The mining work should have been stopped long ago
Prajapati and Bharat Jambucha, a well-known environmental activist and proponent of organic farming from the region, both point to blatant violations of environmental laws in the execution of mining work, with at least 12 violations cited by local officials. "But nothing happened after that. Mining work has continued without any hassles," Jambucha says. Among some glaring violations include the absence of a boundary wall around the dumping site and proper disposal of mining effluents.
The mining work has also continued without a most basic requirement – effluent treatment plant and sewage treatment plant at the mining site, Prajapati points out. "The mining work should have been stopped long ago. And the company should have been levied a heavy fine. But no such thing happened," he adds.
In some villages, the groundwater level has depleted over the past few years and villagers attribute it to the mining project. Women from Surkha village travel several kilometers outside for potable water. "This is new. Until five years ago, we had some water in the village and did not have to lug water every day," says Shilaben Kantharia.
The mine has affected the landscape around the villages
Resisting lignite mining
The lignite mining project has a long history of resistance. Agricultural land, along with grazing land were acquired from the cluster of 12 adjoining villages in the coastal Ghogha taluka between 1994 and 1997. The locals estimate that villagers here lost anything between 40-100% of their land to the project. "We were paid a standard Rs 40,000 per bigha," Narendra, a local photographer, says.

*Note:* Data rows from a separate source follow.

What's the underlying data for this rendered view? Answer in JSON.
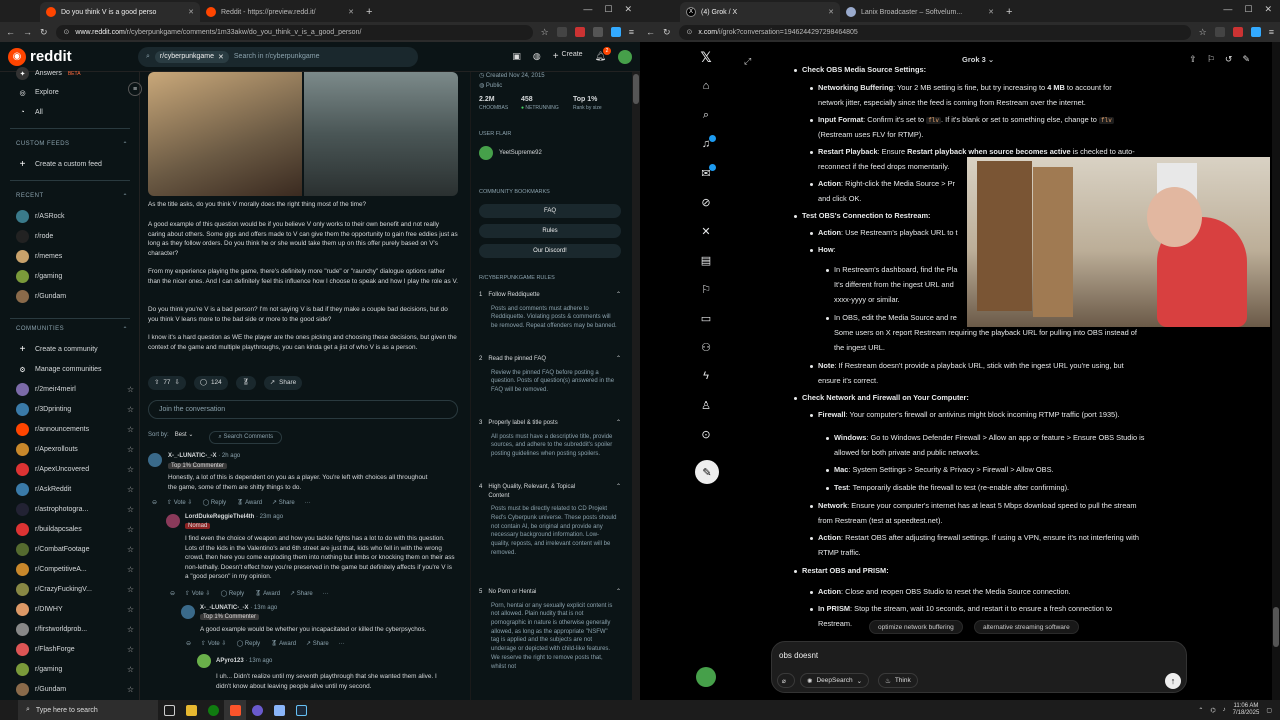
{
  "left_browser": {
    "tabs": [
      {
        "title": "Do you think V is a good perso",
        "active": true
      },
      {
        "title": "Reddit - https://preview.redd.it/",
        "active": false
      }
    ],
    "url_prefix": "www.reddit.com",
    "url_path": "/r/cyberpunkgame/comments/1m33akw/do_you_think_v_is_a_good_person/"
  },
  "reddit": {
    "logo": "reddit",
    "search_chip": "r/cyberpunkgame",
    "search_placeholder": "Search in r/cyberpunkgame",
    "create_label": "Create",
    "notif_count": "2",
    "sidebar": {
      "answers_label": "Answers",
      "answers_beta": "BETA",
      "explore": "Explore",
      "all": "All",
      "custom_feeds_header": "CUSTOM FEEDS",
      "create_custom_feed": "Create a custom feed",
      "recent_header": "RECENT",
      "recent": [
        {
          "name": "r/ASRock",
          "color": "#3a7a8a"
        },
        {
          "name": "r/rode",
          "color": "#222"
        },
        {
          "name": "r/memes",
          "color": "#c9a26b"
        },
        {
          "name": "r/gaming",
          "color": "#7a9a3a"
        },
        {
          "name": "r/Gundam",
          "color": "#8a6a4a"
        }
      ],
      "communities_header": "COMMUNITIES",
      "create_community": "Create a community",
      "manage_communities": "Manage communities",
      "communities": [
        {
          "name": "r/2meir4meirl",
          "color": "#7b6aa8"
        },
        {
          "name": "r/3Dprinting",
          "color": "#3a7aa8"
        },
        {
          "name": "r/announcements",
          "color": "#ff4500"
        },
        {
          "name": "r/Apexrollouts",
          "color": "#c9882b"
        },
        {
          "name": "r/ApexUncovered",
          "color": "#d33"
        },
        {
          "name": "r/AskReddit",
          "color": "#3a7aa8"
        },
        {
          "name": "r/astrophotogra...",
          "color": "#223"
        },
        {
          "name": "r/buildapcsales",
          "color": "#d33"
        },
        {
          "name": "r/CombatFootage",
          "color": "#556b2f"
        },
        {
          "name": "r/CompetitiveA...",
          "color": "#c9882b"
        },
        {
          "name": "r/CrazyFuckingV...",
          "color": "#884"
        },
        {
          "name": "r/DIWHY",
          "color": "#d96"
        },
        {
          "name": "r/firstworldprob...",
          "color": "#888"
        },
        {
          "name": "r/FlashForge",
          "color": "#d55"
        },
        {
          "name": "r/gaming",
          "color": "#7a9a3a"
        },
        {
          "name": "r/Gundam",
          "color": "#8a6a4a"
        }
      ]
    },
    "post": {
      "para1": "As the title asks, do you think V morally does the right thing most of the time?",
      "para2": "A good example of this question would be if you believe V only works to their own benefit and not really caring about others. Some gigs and offers made to V can give them the opportunity to gain free eddies just as long as they follow orders. Do you think he or she would take them up on this offer purely based on V's character?",
      "para3": "From my experience playing the game, there's definitely more \"rude\" or \"raunchy\" dialogue options rather than the nicer ones. And I can definitely feel this influence how I choose to speak and how I play the role as V.",
      "para4": "Do you think you're V is a bad person? I'm not saying V is bad if they make a couple bad decisions, but do you think V leans more to the bad side or more to the good side?",
      "para5": "I know it's a hard question as WE the player are the ones picking and choosing these decisions, but given the context of the game and multiple playthroughs, you can kinda get a jist of who V is as a person.",
      "votes": "77",
      "comments": "124",
      "share": "Share",
      "join_placeholder": "Join the conversation",
      "sort_label": "Sort by:",
      "sort_value": "Best",
      "search_comments": "Search Comments"
    },
    "comments": [
      {
        "author": "X-_-LUNATIC-_-X",
        "time": "· 2h ago",
        "flair": "Top 1% Commenter",
        "text": "Honestly, a lot of this is dependent on you as a player. You're left with choices all throughout the game, some of them are shitty things to do."
      },
      {
        "author": "LordDukeReggieTheI4th",
        "time": "· 23m ago",
        "flair": "Nomad",
        "text": "I find even the choice of weapon and how you tackle fights has a lot to do with this question. Lots of the kids in the Valentino's and 6th street are just that, kids who fell in with the wrong crowd, then here you come exploding them into nothing but limbs or knocking them on their ass non-lethally. Doesn't effect how you're preserved in the game but definitely affects if you're V is a \"good person\" in my opinion."
      },
      {
        "author": "X-_-LUNATIC-_-X",
        "time": "· 13m ago",
        "flair": "Top 1% Commenter",
        "text": "A good example would be whether you incapacitated or killed the cyberpsychos."
      },
      {
        "author": "APyro123",
        "time": "· 13m ago",
        "flair": "",
        "text": "I uh... Didn't realize until my seventh playthrough that she wanted them alive. I didn't know about leaving people alive until my second."
      }
    ],
    "comment_actions": {
      "vote": "Vote",
      "reply": "Reply",
      "award": "Award",
      "share": "Share"
    },
    "right": {
      "created": "Created Nov 24, 2015",
      "public": "Public",
      "stats": [
        {
          "value": "2.2M",
          "label": "CHOOMBAS"
        },
        {
          "value": "458",
          "label": "NETRUNNING"
        },
        {
          "value": "Top 1%",
          "label": "Rank by size"
        }
      ],
      "user_flair_header": "USER FLAIR",
      "user_flair": "YeetSupreme92",
      "bookmarks_header": "COMMUNITY BOOKMARKS",
      "bookmarks": [
        "FAQ",
        "Rules",
        "Our Discord!"
      ],
      "rules_header": "R/CYBERPUNKGAME RULES",
      "rules": [
        {
          "n": "1",
          "title": "Follow Reddiquette",
          "body": "Posts and comments must adhere to Reddiquette. Violating posts & comments will be removed. Repeat offenders may be banned."
        },
        {
          "n": "2",
          "title": "Read the pinned FAQ",
          "body": "Review the pinned FAQ before posting a question. Posts of question(s) answered in the FAQ will be removed."
        },
        {
          "n": "3",
          "title": "Properly label & title posts",
          "body": "All posts must have a descriptive title, provide sources, and adhere to the subreddit's spoiler posting guidelines when posting spoilers."
        },
        {
          "n": "4",
          "title": "High Quality, Relevant, & Topical Content",
          "body": "Posts must be directly related to CD Projekt Red's Cyberpunk universe. These posts should not contain AI, be original and provide any necessary background information. Low-quality, reposts, and irrelevant content will be removed."
        },
        {
          "n": "5",
          "title": "No Porn or Hentai",
          "body": "Porn, hentai or any sexually explicit content is not allowed. Plain nudity that is not pornographic in nature is otherwise generally allowed, as long as the appropriate \"NSFW\" tag is applied and the subjects are not underage or depicted with child-like features. We reserve the right to remove posts that, whilst not"
        }
      ]
    }
  },
  "right_browser": {
    "tabs": [
      {
        "title": "(4) Grok / X",
        "active": true
      },
      {
        "title": "Lanix Broadcaster – Softvelum...",
        "active": false
      }
    ],
    "url_prefix": "x.com",
    "url_path": "/i/grok?conversation=1946244297298464805"
  },
  "grok": {
    "title": "Grok 3",
    "lines": [
      {
        "type": "h",
        "text": "Check OBS Media Source Settings:"
      },
      {
        "type": "b",
        "label": "Networking Buffering",
        "text": ": Your 2 MB setting is fine, but try increasing to ",
        "bold2": "4 MB",
        "text2": " to account for"
      },
      {
        "type": "c",
        "text": "network jitter, especially since the feed is coming from Restream over the internet."
      },
      {
        "type": "b",
        "label": "Input Format",
        "text": ": Confirm it's set to ",
        "code": "flv",
        ".text2": "",
        "text2": ". If it's blank or set to something else, change to ",
        "code2": "flv"
      },
      {
        "type": "c",
        "text": "(Restream uses FLV for RTMP)."
      },
      {
        "type": "b",
        "label": "Restart Playback",
        "text": ": Ensure ",
        "bold2": "Restart playback when source becomes active",
        "text2": " is checked to auto-"
      },
      {
        "type": "c",
        "text": "reconnect if the feed drops momentarily."
      },
      {
        "type": "b",
        "label": "Action",
        "text": ": Right-click the Media Source > Pr",
        "text2": ""
      },
      {
        "type": "c",
        "text": "and click OK."
      },
      {
        "type": "h",
        "text": "Test OBS's Connection to Restream:"
      },
      {
        "type": "b",
        "label": "Action",
        "text": ": Use Restream's playback URL to t",
        "text2": ""
      },
      {
        "type": "b",
        "label": "How",
        "text": ":",
        "text2": ""
      },
      {
        "type": "s",
        "text": "In Restream's dashboard, find the Pla"
      },
      {
        "type": "c2",
        "text": "It's different from the ingest URL and"
      },
      {
        "type": "c2",
        "text": "xxxx-yyyy or similar."
      },
      {
        "type": "s",
        "text": "In OBS, edit the Media Source and re"
      },
      {
        "type": "c2",
        "text": "Some users on X report Restream requiring the playback URL for pulling into OBS instead of"
      },
      {
        "type": "c2",
        "text": "the ingest URL."
      },
      {
        "type": "b",
        "label": "Note",
        "text": ": If Restream doesn't provide a playback URL, stick with the ingest URL you're using, but",
        "text2": ""
      },
      {
        "type": "c",
        "text": "ensure it's correct."
      },
      {
        "type": "h",
        "text": "Check Network and Firewall on Your Computer:"
      },
      {
        "type": "b",
        "label": "Firewall",
        "text": ": Your computer's firewall or antivirus might block incoming RTMP traffic (port 1935).",
        "text2": ""
      },
      {
        "type": "s",
        "label": "Windows",
        "text": ": Go to Windows Defender Firewall > Allow an app or feature > Ensure OBS Studio is"
      },
      {
        "type": "c2",
        "text": "allowed for both private and public networks."
      },
      {
        "type": "s",
        "label": "Mac",
        "text": ": System Settings > Security & Privacy > Firewall > Allow OBS."
      },
      {
        "type": "s",
        "label": "Test",
        "text": ": Temporarily disable the firewall to test (re-enable after confirming)."
      },
      {
        "type": "b",
        "label": "Network",
        "text": ": Ensure your computer's internet has at least 5 Mbps download speed to pull the stream",
        "text2": ""
      },
      {
        "type": "c",
        "text": "from Restream (test at speedtest.net)."
      },
      {
        "type": "b",
        "label": "Action",
        "text": ": Restart OBS after adjusting firewall settings. If using a VPN, ensure it's not interfering with",
        "text2": ""
      },
      {
        "type": "c",
        "text": "RTMP traffic."
      },
      {
        "type": "h",
        "text": "Restart OBS and PRISM:"
      },
      {
        "type": "b",
        "label": "Action",
        "text": ": Close and reopen OBS Studio to reset the Media Source connection.",
        "text2": ""
      },
      {
        "type": "b",
        "label": "In PRISM",
        "text": ": Stop the stream, wait 10 seconds, and restart it to ensure a fresh connection to",
        "text2": ""
      },
      {
        "type": "c",
        "text": "Restream."
      }
    ],
    "suggestions": [
      "optimize network buffering",
      "alternative streaming software"
    ],
    "input_value": "obs doesnt",
    "deepsearch": "DeepSearch",
    "think": "Think"
  },
  "taskbar": {
    "search_placeholder": "Type here to search",
    "time": "11:06 AM",
    "date": "7/18/2025"
  }
}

The money, Narendra says, felt decent in 1994 but for those who had been dependent on this land, the years to come proved very challenging. "Several villagers have now taken a small patch of land in the neighboring villages on lease and are cultivating cotton and groundnut there," Narendra says.
They were dependent on others' land for work.
Bharat Jambucha says things get further complicated for the communities which were historically landless. "Most families belonging to the Dalit or other marginalized populations in the region never owned any land. They were dependent on others' land for work. Once villagers lost their land to the project, the landless were pushed out of the village," he adds. His organization, Prakrutik Kheti Juth, has been at the forefront, fighting for the rights of the villages affected in the lignite mining project.
In 2017, when the mining project finally took off, villagers from across 12 villages protested. The demonstration was disrupted after police used force and beat many protesters. More than 350 of them were booked for rioting.
The villagers, however, did not give up. Protests and hunger strikes have continued from time to time. A few villagers even sent a letter to the President of India threatening that they would commit suicide if the government did not return their land.
"We let them have our land for over 20 years," says Gohil.